The latest Marine Quarterly arrived a couple of weeks ago, and I must say that once again the ‘the thinking sailor’s sea journal’ does not disappoint.

In fact it’s full of interesting surprises. A 1912 account of a Cowes Week involving Meteor, the Kaiser’s huge racing schooner, reveals some comically dreadful seamanship from the skippers and crews.

It also provides a reminder that before 1914 relations between the German leader and important and rich British and American figures were sufficiently amicable that they were competing regularly. It will always be a mystery to me that the horrors of World War I that followed were allowed to take place – but I guess the scary answer is that once the world embarks on a particular track, the momentum can quickly become unstoppable. I’m sure we all hope today’s leaders are listening.

There’s a well researched piece on Scottish sea monsters, an article describing the history and joys of gig racing in the Scillies and Cornwall (I didn’t know that gigs were developed for racing as much as for the piloting trade); a description of the strengths and weaknesses of the Falkland Islands’ defences (I’m sure the Argentinians will examine this closely); and an explanation of the techniques used by amateur lobster fishermen.

Keep the numbers of lobsters you catch very small, and you don’t need a licence, it seems.

But the article that amazed me more than any other is a superb piece about the sailing events of the 1948 Olympics, which took place off Torquay.

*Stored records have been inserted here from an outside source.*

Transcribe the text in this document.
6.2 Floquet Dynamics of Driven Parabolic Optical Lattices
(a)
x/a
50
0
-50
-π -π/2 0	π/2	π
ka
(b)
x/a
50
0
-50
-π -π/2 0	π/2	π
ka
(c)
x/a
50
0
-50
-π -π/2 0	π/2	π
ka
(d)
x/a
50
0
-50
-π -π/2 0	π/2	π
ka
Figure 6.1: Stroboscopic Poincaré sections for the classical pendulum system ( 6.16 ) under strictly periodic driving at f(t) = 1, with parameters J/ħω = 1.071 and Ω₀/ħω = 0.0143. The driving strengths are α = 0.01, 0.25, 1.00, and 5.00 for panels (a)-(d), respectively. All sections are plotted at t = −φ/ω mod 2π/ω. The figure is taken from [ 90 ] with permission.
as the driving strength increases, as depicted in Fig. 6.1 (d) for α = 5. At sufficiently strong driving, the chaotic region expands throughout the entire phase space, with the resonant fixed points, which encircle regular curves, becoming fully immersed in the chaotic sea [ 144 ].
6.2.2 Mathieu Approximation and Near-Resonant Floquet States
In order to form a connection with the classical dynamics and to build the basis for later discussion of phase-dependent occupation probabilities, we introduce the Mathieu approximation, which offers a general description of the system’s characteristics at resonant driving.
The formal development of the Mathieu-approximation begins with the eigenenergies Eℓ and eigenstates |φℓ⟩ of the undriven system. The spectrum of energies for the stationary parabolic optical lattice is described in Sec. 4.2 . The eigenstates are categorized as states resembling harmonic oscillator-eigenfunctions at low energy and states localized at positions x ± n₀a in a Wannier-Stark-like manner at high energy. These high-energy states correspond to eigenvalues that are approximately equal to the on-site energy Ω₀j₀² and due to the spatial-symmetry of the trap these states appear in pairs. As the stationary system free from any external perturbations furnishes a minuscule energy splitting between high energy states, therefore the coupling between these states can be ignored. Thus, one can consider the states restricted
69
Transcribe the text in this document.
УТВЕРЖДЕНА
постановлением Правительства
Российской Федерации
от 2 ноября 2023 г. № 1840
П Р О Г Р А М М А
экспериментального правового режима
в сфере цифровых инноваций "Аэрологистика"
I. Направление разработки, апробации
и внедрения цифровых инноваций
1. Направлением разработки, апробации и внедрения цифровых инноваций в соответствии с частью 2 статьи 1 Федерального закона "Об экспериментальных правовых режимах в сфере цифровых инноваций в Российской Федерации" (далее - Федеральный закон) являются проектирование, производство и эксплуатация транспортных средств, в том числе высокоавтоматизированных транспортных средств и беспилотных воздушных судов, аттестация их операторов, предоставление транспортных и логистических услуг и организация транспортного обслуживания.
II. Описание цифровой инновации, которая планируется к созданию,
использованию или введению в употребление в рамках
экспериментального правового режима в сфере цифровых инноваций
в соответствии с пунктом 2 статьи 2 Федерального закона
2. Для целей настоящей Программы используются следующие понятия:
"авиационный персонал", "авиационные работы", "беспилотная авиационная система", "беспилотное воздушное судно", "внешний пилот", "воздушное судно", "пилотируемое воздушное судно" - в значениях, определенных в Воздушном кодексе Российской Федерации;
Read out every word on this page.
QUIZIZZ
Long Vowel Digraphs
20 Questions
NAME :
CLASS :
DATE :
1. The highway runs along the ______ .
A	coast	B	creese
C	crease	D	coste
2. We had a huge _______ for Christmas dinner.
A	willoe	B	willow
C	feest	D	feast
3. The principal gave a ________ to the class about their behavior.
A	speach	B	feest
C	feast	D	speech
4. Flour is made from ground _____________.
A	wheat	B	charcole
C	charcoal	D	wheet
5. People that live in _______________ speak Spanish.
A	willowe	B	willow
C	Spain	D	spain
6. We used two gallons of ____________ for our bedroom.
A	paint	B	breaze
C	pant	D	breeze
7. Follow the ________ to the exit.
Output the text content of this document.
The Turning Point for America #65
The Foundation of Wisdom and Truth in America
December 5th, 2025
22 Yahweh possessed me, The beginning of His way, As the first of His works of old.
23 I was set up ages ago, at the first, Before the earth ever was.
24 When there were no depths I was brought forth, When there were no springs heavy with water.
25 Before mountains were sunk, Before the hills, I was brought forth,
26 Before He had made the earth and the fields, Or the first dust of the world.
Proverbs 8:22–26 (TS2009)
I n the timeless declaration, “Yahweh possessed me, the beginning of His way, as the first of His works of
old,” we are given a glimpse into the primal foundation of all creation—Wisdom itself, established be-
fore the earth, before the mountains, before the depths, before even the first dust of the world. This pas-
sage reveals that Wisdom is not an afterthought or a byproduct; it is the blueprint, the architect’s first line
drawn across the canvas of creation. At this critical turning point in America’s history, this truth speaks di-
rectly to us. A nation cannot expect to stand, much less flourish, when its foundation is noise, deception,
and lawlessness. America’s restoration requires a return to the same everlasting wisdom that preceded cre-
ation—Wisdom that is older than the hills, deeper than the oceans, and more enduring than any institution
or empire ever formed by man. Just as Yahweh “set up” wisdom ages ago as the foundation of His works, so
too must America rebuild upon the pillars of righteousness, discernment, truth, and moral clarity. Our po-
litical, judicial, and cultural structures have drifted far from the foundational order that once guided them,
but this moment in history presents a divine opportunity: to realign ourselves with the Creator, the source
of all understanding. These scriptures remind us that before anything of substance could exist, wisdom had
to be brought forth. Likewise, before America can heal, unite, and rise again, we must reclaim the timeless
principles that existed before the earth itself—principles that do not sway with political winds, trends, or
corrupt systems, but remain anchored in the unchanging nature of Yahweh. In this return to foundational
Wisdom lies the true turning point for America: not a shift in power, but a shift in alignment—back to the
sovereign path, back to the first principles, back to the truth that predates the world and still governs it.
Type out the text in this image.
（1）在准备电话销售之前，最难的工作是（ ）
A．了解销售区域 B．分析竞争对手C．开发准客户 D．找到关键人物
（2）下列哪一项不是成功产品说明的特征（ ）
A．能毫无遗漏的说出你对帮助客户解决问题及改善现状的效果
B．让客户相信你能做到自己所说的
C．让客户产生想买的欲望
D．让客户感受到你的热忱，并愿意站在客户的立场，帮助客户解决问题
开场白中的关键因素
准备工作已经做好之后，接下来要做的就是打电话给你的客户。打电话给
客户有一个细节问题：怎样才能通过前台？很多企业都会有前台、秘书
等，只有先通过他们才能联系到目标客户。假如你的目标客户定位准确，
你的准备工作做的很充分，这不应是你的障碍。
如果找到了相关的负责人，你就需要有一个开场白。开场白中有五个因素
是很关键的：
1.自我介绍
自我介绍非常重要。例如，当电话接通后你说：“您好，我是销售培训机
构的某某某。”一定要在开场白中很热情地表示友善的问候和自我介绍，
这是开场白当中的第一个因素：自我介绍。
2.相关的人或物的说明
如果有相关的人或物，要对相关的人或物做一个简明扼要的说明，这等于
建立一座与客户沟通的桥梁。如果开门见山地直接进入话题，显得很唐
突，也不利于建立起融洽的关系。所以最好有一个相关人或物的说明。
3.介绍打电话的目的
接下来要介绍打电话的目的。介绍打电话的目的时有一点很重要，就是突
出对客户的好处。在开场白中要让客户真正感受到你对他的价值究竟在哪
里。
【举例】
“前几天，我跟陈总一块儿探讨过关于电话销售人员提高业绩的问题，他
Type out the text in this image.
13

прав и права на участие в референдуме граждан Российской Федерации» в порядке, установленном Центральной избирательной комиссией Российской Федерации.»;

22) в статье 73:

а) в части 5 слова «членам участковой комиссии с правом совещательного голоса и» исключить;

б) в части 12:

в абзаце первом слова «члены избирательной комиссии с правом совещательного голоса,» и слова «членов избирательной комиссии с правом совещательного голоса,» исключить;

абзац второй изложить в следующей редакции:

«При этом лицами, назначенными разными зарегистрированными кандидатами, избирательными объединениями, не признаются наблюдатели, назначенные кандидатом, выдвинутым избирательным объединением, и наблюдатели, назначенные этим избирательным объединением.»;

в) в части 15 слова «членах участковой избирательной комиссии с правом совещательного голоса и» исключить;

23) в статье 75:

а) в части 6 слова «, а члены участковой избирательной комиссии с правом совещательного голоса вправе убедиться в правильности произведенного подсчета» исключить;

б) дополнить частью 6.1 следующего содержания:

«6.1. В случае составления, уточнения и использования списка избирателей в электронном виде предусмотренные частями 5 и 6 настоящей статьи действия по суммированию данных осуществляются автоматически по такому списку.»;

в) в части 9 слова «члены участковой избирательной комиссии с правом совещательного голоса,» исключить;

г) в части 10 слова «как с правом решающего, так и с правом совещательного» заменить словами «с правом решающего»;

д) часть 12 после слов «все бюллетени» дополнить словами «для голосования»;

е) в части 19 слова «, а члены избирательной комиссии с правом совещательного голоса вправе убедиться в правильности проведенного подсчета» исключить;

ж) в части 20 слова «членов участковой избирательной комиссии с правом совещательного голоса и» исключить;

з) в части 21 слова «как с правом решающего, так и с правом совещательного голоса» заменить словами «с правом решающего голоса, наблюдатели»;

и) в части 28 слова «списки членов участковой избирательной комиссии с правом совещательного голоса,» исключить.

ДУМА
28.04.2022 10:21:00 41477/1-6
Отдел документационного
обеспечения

For those who know me well, the simple fact that I studied an article about a sporting event from beginning to end and declared myself rapt will be powerful evidence that this is worth reading.

Subscribe today, I say: www.marinequarterly.com .

The Marine Quarterly summer 2012

The summer issue of novelist Sam Llewellyn’s charming, informative and plain entertaining The Marine Quarterly is due out any day.

It think it’s well worth a sub. We greatly enjoyed the last two issues and excitement is rising at the prospect of a new one.

If you haven’t seen it, you should know that it’s a 112-page compendium of what Sam calls ‘intelligent sea reading’ in a pocket sized format, printed on hefty, creamy paper and illustrated with charts, woodcuts and line drawings.

Here’s a sample paragraph snatched from the last issue and written by a chap called Ernest Gann, who was at the time in the throes of realising his dream of owning and sailing a square rigger. I like the colour in the writing, but its candour is even better:

‘To gain experience in a square rig of any size you must either be a foreign cadet, or serve in the US Coast Guard’s Eagle. So I had to depend heavily on Holcomb, who caressed his dolphin-striker jaw and allowed as how there were enough menaces to navigation in the Bay without turning me loose in a rig which at least looked complicated. To serve as crew I had assembled a heterogeneous group of people who believed that as I had managed to captain the Albatross all the way from Rotterdam without calamity, certainly an afternoon in the Bay should be a lark. I did not bother telling them how little I knew during a sort of rehearsal just before leaving the dock. It was easier demonstrating what I did know. I lectured slowly and with many repetitions, since I was aware that as soon as my supply of book learning was exhausted we would be obliged to sail.’